One of the cool things about my job as the Executive Director of the Writers' Center of Indiana is promoting the work of fabulous Indiana writers. I know a lot of them, which is one of my life's great pleasures. But I'm always discovering new ones--and Jean Harper, who lives and writes in Richmond, Indiana, is one of them. Rose City: A Memoir of Work was published by Mid-List Press in 2005.
Harper went to work as a rose cutter when she moved from her East Coast home Richmond, Indiana to be with a former professor whom she had loved since she was a student at Earlham College. She’s married; he’s married. It’s a difficult time. Harper risks everything for love and love is at the center of Rose City, but this memoir is not a love story. It’s the story of a smart, talented, well-educated woman in her thirties, who takes the only job available to her in this small college town, cutting roses, and whose co-workers accept her, teach her, and help her find her way into a new life. It’s about the rose industry, about roses. It’s about a once prosperous Midwestern town dying as new labor policies of the 1990’s lure American companies to countries where workers are unprotected and drastically greater profits can be made.

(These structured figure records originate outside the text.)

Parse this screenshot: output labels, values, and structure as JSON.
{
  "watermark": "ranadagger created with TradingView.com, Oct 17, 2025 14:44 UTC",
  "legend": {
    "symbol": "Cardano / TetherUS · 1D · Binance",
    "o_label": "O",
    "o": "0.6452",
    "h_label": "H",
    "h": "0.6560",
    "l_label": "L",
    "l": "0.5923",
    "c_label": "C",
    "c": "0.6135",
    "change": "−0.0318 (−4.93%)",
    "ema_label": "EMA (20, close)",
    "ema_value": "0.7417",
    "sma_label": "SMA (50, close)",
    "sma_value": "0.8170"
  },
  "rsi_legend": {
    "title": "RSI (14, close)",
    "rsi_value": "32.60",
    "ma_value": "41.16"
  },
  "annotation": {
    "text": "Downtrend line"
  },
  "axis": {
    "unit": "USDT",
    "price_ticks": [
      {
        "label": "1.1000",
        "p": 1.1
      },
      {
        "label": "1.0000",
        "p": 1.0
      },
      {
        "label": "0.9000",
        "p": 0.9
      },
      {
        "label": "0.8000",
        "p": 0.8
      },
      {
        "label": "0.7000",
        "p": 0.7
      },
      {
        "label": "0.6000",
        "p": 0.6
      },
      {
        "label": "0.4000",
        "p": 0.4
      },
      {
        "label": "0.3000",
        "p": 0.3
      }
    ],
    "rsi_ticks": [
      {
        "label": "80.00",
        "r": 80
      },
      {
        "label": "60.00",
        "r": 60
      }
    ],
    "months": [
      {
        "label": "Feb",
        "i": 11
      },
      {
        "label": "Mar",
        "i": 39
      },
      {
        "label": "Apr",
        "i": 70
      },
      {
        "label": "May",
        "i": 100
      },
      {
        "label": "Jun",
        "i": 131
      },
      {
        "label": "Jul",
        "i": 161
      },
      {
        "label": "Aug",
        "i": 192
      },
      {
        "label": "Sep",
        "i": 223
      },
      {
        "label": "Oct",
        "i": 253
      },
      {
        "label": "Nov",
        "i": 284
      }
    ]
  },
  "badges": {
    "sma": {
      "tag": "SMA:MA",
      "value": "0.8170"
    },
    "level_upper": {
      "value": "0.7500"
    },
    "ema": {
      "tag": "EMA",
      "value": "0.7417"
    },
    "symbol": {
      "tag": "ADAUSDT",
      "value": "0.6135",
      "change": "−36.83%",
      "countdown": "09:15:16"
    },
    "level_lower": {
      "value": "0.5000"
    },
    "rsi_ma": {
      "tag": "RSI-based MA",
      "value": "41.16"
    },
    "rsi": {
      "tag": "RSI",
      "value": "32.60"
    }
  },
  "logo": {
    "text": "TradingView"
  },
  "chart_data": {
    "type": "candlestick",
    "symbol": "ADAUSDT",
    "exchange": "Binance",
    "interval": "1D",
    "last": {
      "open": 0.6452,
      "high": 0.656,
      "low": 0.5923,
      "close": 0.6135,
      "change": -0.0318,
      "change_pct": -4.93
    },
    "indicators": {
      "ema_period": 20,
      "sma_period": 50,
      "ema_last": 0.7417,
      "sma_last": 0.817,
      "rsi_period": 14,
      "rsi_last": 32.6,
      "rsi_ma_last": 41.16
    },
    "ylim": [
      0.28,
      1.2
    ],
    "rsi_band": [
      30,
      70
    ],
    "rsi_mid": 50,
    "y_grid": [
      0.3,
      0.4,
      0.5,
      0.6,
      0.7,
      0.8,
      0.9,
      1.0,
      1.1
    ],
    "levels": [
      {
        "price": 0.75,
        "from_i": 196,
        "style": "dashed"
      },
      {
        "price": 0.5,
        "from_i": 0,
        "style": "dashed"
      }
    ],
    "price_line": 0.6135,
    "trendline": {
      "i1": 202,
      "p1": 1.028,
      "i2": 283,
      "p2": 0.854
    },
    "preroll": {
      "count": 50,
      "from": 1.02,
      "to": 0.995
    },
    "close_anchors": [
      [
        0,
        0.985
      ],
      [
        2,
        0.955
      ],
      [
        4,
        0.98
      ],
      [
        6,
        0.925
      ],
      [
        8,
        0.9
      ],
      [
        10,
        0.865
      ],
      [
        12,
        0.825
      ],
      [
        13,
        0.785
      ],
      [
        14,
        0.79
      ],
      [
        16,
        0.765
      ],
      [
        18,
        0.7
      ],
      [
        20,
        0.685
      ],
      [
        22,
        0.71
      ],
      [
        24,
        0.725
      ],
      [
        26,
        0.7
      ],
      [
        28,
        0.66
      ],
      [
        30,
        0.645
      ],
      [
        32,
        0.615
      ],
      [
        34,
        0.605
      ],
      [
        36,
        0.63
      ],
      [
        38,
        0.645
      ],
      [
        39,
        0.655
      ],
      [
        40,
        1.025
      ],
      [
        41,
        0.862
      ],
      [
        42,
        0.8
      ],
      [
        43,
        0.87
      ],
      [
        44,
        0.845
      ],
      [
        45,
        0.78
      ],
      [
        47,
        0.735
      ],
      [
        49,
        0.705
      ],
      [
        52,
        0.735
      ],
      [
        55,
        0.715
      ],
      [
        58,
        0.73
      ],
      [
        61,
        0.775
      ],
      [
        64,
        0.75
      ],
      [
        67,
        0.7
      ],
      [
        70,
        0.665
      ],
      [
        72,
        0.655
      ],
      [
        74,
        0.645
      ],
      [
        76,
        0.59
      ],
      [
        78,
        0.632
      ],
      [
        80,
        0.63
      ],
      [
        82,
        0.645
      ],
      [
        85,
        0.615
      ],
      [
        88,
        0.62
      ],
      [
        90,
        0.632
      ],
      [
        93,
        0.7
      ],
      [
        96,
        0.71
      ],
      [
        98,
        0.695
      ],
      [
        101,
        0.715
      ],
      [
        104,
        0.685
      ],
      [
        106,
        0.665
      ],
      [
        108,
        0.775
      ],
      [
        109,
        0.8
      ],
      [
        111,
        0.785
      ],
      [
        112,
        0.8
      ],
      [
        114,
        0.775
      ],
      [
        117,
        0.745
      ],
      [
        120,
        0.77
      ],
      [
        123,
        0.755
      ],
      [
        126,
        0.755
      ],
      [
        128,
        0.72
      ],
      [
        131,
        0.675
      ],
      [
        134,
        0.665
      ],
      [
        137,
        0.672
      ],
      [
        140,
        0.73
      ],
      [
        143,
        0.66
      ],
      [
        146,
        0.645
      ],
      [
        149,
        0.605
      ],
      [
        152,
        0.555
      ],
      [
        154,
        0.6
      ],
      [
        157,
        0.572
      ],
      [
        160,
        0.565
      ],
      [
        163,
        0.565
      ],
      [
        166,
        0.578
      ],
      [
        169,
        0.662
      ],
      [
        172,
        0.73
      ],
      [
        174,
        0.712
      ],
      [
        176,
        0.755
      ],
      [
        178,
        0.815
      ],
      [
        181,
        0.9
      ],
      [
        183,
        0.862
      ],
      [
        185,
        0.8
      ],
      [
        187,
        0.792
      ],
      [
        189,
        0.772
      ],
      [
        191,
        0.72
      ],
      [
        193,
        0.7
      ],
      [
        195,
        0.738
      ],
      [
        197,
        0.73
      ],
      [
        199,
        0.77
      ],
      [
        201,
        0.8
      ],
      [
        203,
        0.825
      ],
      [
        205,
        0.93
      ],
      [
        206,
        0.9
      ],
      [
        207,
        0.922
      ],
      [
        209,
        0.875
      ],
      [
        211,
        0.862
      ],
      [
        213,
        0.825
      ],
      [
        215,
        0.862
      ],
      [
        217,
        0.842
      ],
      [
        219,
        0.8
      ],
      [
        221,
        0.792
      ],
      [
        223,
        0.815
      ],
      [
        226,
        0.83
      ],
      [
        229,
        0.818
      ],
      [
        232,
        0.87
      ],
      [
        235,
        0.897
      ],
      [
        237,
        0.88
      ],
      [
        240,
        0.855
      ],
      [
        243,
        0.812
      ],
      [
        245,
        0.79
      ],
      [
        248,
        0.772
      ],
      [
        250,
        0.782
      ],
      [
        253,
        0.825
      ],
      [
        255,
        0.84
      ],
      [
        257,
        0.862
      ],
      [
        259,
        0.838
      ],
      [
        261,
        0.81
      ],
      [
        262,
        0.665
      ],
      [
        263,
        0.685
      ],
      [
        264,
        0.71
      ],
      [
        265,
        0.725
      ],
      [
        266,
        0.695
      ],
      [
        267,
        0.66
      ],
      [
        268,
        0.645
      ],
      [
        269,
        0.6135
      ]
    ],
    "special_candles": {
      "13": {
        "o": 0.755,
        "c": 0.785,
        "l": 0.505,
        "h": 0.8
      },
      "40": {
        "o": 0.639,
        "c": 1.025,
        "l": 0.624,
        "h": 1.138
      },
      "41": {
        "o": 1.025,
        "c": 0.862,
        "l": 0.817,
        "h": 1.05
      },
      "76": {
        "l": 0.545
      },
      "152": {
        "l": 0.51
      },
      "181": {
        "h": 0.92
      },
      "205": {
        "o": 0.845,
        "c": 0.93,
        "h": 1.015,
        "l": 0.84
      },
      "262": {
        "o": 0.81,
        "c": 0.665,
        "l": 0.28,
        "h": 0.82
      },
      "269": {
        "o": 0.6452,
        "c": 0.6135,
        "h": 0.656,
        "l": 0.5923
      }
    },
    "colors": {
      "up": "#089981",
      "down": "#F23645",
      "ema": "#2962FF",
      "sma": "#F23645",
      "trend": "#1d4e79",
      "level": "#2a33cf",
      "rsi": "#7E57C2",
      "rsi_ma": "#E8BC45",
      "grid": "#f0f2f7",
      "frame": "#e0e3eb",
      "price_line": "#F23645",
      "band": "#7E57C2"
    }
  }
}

“All of it was foreign to me,” Harper writes early in the book. “I was an American, living and working in my own country, but it didn’t feel that way. I had crossed a border. I could have used a passport and a visa, entry stamped JUN 27 1992. RICHMOND, INDIANA, THE ROSE CITY.”
Thia world, which Harper so beautifully created on the page didn’t seem foreign to me at all. I grew up in the Calumet Region in the fifties, in a working class family that struggled to make ends meet—a world I left behind as soon as I could, but which, as time goes by, I realize shaped the strongest parts of me. I recognized Lil, Joy, Sammie Jo, Eddie, Bo, and Hank. They lived in my neighborhood in a different place, a different time, and so I know how well Harper captured the poignant mix of grace and resignation which they faced each day, the deep sense of responsibility they felt toward family and friends, the hope that sustained them even as the world seemed determined to drag them down.
I loved everything about Rose City: the story of this group of workers, which read like a novel; the social commentary about company practices with chemicals that put everyone in danger folded into their concerns about pregnant 17 year-old Sammie Jo; lush, lyrical forays into the world of roses; the deft characterization of Richmond, with its assortment of working class people and academics. The raw honesty with which Harper explored the disappointments and failures in her life that she knew she must face to be able to find happiness pretty much blew me away.
“The greenhouse saved me from an ordinary life,” she writes near the end of the book.
Having read Rose City, it’s hard for me to imagine that Jean Harper is a person capable of being ordinary. In any case, I’m glad she found work in the greenhouse and very glad she wrote this book about it.
Jean Harper grew up in Concord, Massachusetts. She earned her B.A. from Earlham College and her M.F.A. from Emerson College. Her short fiction, essays, and memoir have been published in The Iowa Review, Living Forge Journal, and Cimarron Review, among others. She is an assistant professor of English at Indiana University East and lives in Richmond, Indiana.